L’histoire : les aventures d’Highland Park au pays des NAS

Entendons-nous bien. Highland Park est une des meilleures distilleries d’Ecosse. Un Highland Park, c’est généralement du fruit, du miel, des fleurs, et juste ce qu’il faut de fumée et de vent marin pour maintenir le malt en tension. De quoi satisfaire tout le monde, mais avec suffisamment de caractère pour ne pas devenir plat.

La distillerie des Orcades est néanmoins parfois desservie par son goût du marketing.
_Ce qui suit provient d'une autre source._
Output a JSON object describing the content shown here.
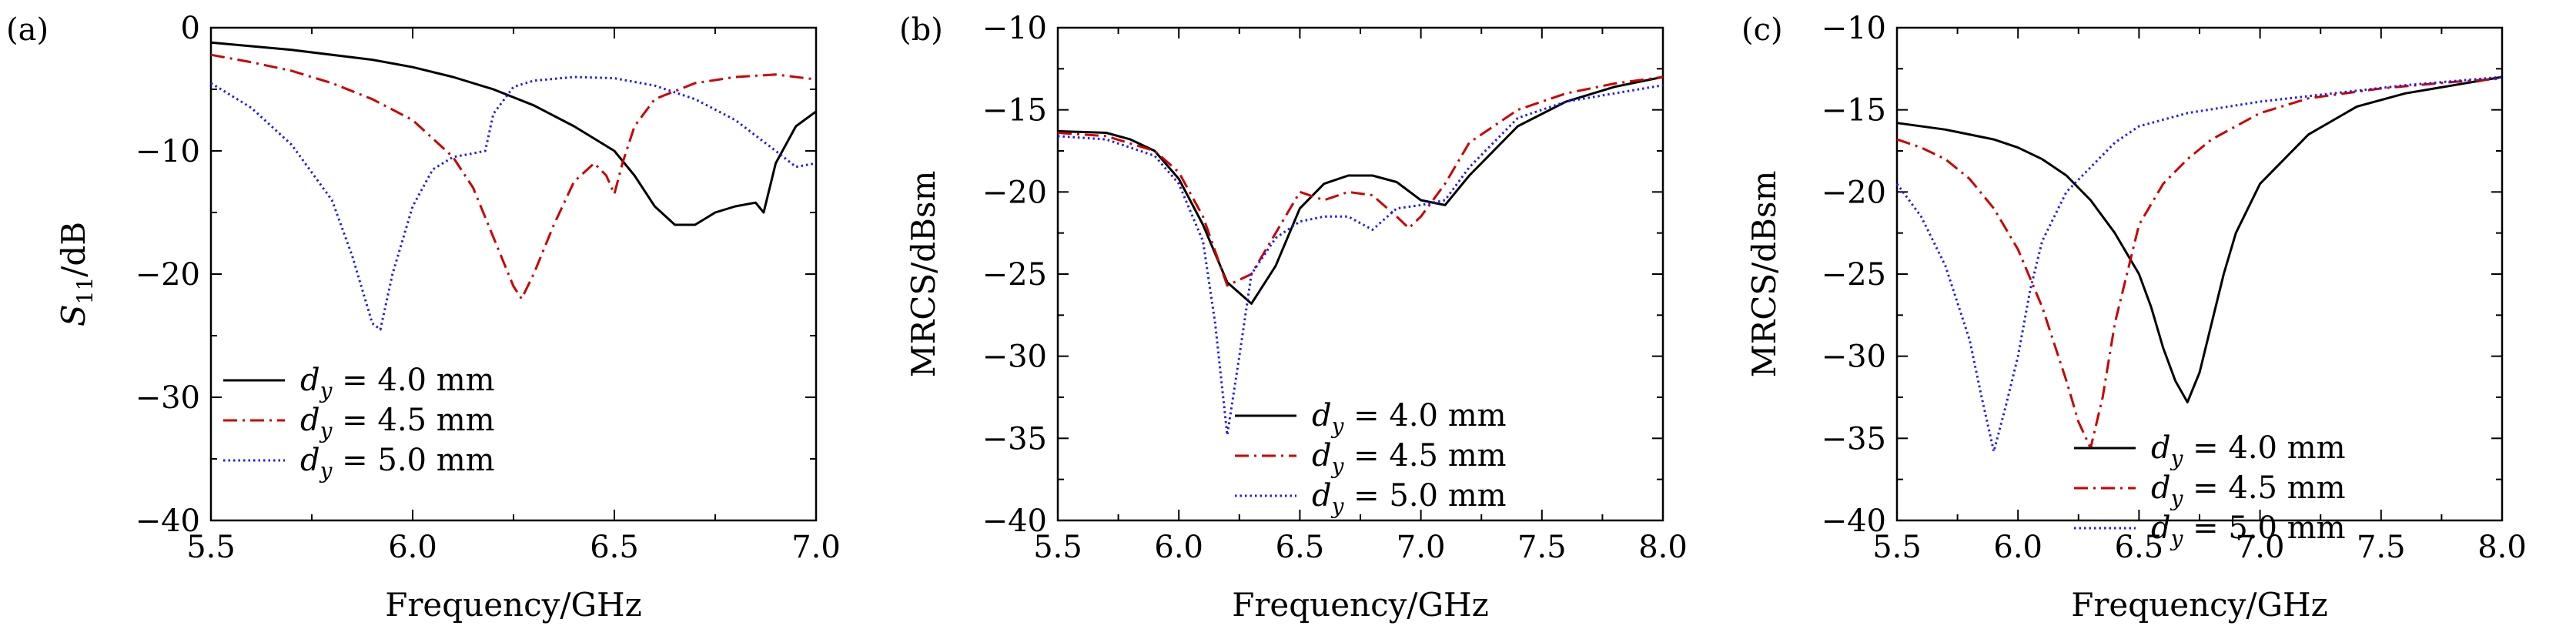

En se servant d’un prétexte fallacieux, célébrer le fondateur de la distillerie, contrebandier par nécessité, Highland Park a ajouté à sa gamme un No Age Statement qui promet l’utilisation de « deux fois plus de tonneau de sherry de premier remplissage que le traditionnel 12 ans d’âge ». Malheureusement, le whisky est rarement une question d’arithmétique.

Le contenu : l’adieu à la complexité et l’équilibre

Dark Origins sent le sherry à plein nez – surtout amande et noix en l’occurrence, accompagné de plus de tourbe que dans les autres embouteillages de la maison. Mais ça sent aussi l’alcool jeune, ce qui n’est pas nécessairement un défaut, et brutal, ce qui est plus problématique. En bouche, il se passe à peu près la même chose. Pas de complexité, de la tourbe, des amandes et de l’antiseptique. Un malt rentre dedans, avec plus de vulgaire que de caractère. Une sorte d’antithèse de l’équilibre tourmenté que propose en principe Highland Park.

Curieusement, Dark Origins semble avoir plutôt bonne presse chez les spécialistes. Du coup, je l’ai goûté, re-goûté, partagé avec d’autres… avec toujours la même conclusion : trop. Trop jeune. Trop musclé. Trop simple. Trop direct. Éventuellement, il peut conclure une dégustation, une fois que le palais est suffisamment anesthésié par les alcools précédents. En guise de coup de grâce, pour son prix, vous aurez deux bouteilles de 12 ans d’excellente facture.